The #1 food for all fish that are carnivore or omnivore is Bug Bites. Fluval make these, they are whole soldier fly larvae with nutrients added. Most of the fish (carnivore and omnivore) eat primarily insects and insect larvae in their habitats. Even Corydoras catfish. The second most common food are crustaceans, and here shrimp is good. Frozen shrimp is fine, and frozen daphnia is excellent, all fish will gobble these up. Worms should be minimal, once a week, and only frozen or live. Herbivores need different foods containing "greens" like algae, kelp, veggies. Here I would feeed Omega One Veggie Flakes (upper fish) and Veggie Rounds (substrate fish). Corydoras cannot digest plant matter, so do not not feed these to them; once a week is OK, if there are herbivores like otso, Farlowella in the tank. If you have vegetarians in the tank, fresh veggies (usually blanched first) like cucumber, squash, greens may be taken, just make sure they do not foul the water.

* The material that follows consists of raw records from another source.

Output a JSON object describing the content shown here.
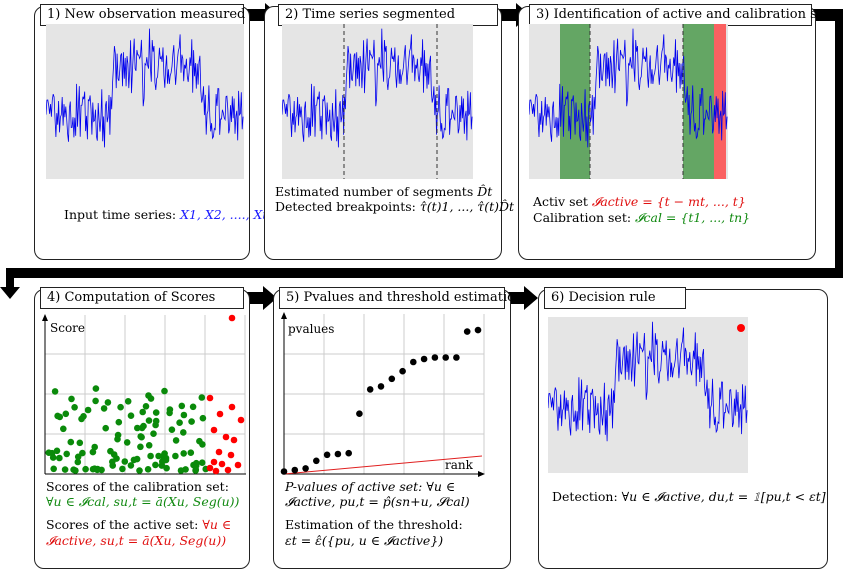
{
  "flow_colors": {
    "arrow": "#000000",
    "plot_bg": "#e5e5e5",
    "series": "#0000ee",
    "calibration": "#2e8b2e",
    "active": "#ff4040",
    "anomaly": "#ff0000"
  },
  "steps": [
    {
      "title": "1) New observation measured",
      "lines": [
        {
          "prefix": "Input time series: ",
          "formula": "X1, X2, ...., Xt"
        }
      ]
    },
    {
      "title": "2) Time series segmented",
      "lines": [
        {
          "prefix": "Estimated number of segments ",
          "formula": "D̂t"
        },
        {
          "prefix": "Detected breakpoints: ",
          "formula": "τ̂(t)1, ..., τ̂(t)D̂t"
        }
      ]
    },
    {
      "title": "3) Identification of active and calibration sets",
      "lines": [
        {
          "prefix": "Activ set ",
          "formula": "𝓘active = {t − mt, ..., t}"
        },
        {
          "prefix": "Calibration set: ",
          "formula": "𝓘cal = {t1, ..., tn}"
        }
      ]
    },
    {
      "title": "4) Computation of Scores",
      "axis_label": "Score",
      "lines": [
        {
          "text": "Scores of the calibration set:"
        },
        {
          "formula": "∀u ∈ 𝓘cal, su,t = ā(Xu, Seg(u))"
        },
        {
          "prefix": "Scores of the active set: ",
          "formula": "∀u ∈"
        },
        {
          "formula": "𝓘active, su,t = ā(Xu, Seg(u))"
        }
      ]
    },
    {
      "title": "5) Pvalues and threshold estimation",
      "axis_label_y": "pvalues",
      "axis_label_x": "rank",
      "lines": [
        {
          "prefix": "P-values of active set: ",
          "formula": "∀u ∈"
        },
        {
          "formula": "𝓘active, pu,t = p̂(sn+u, 𝓢cal)"
        },
        {
          "text": "Estimation of the threshold:"
        },
        {
          "formula": "εt = ε̂({pu, u ∈ 𝓘active})"
        }
      ]
    },
    {
      "title": "6) Decision rule",
      "lines": [
        {
          "prefix": "Detection: ",
          "formula": "∀u ∈ 𝓘active, du,t = 𝟙[pu,t < εt]"
        }
      ]
    }
  ],
  "pvalues": [
    0.01,
    0.02,
    0.03,
    0.08,
    0.12,
    0.125,
    0.13,
    0.39,
    0.55,
    0.57,
    0.62,
    0.67,
    0.73,
    0.75,
    0.76,
    0.76,
    0.76,
    0.93,
    0.94
  ]
}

As for feeding, many overfeed and this is not good. Not only does it make the fish susceptible to other problems, it can affect the water quality. Certainly no more than once a day, preferably in the early part of the day (day meaning the period that the tank light is on), and never right after a water change. The fish need to be "settled" after events like water changes, tank light coming on, etc. Do not overfeed. Upper fish should be finished in a few seconds, no more than half a minute. Substrate fish need more time, usually a couple of hours, to nibble on sinking disks, pellets, etc.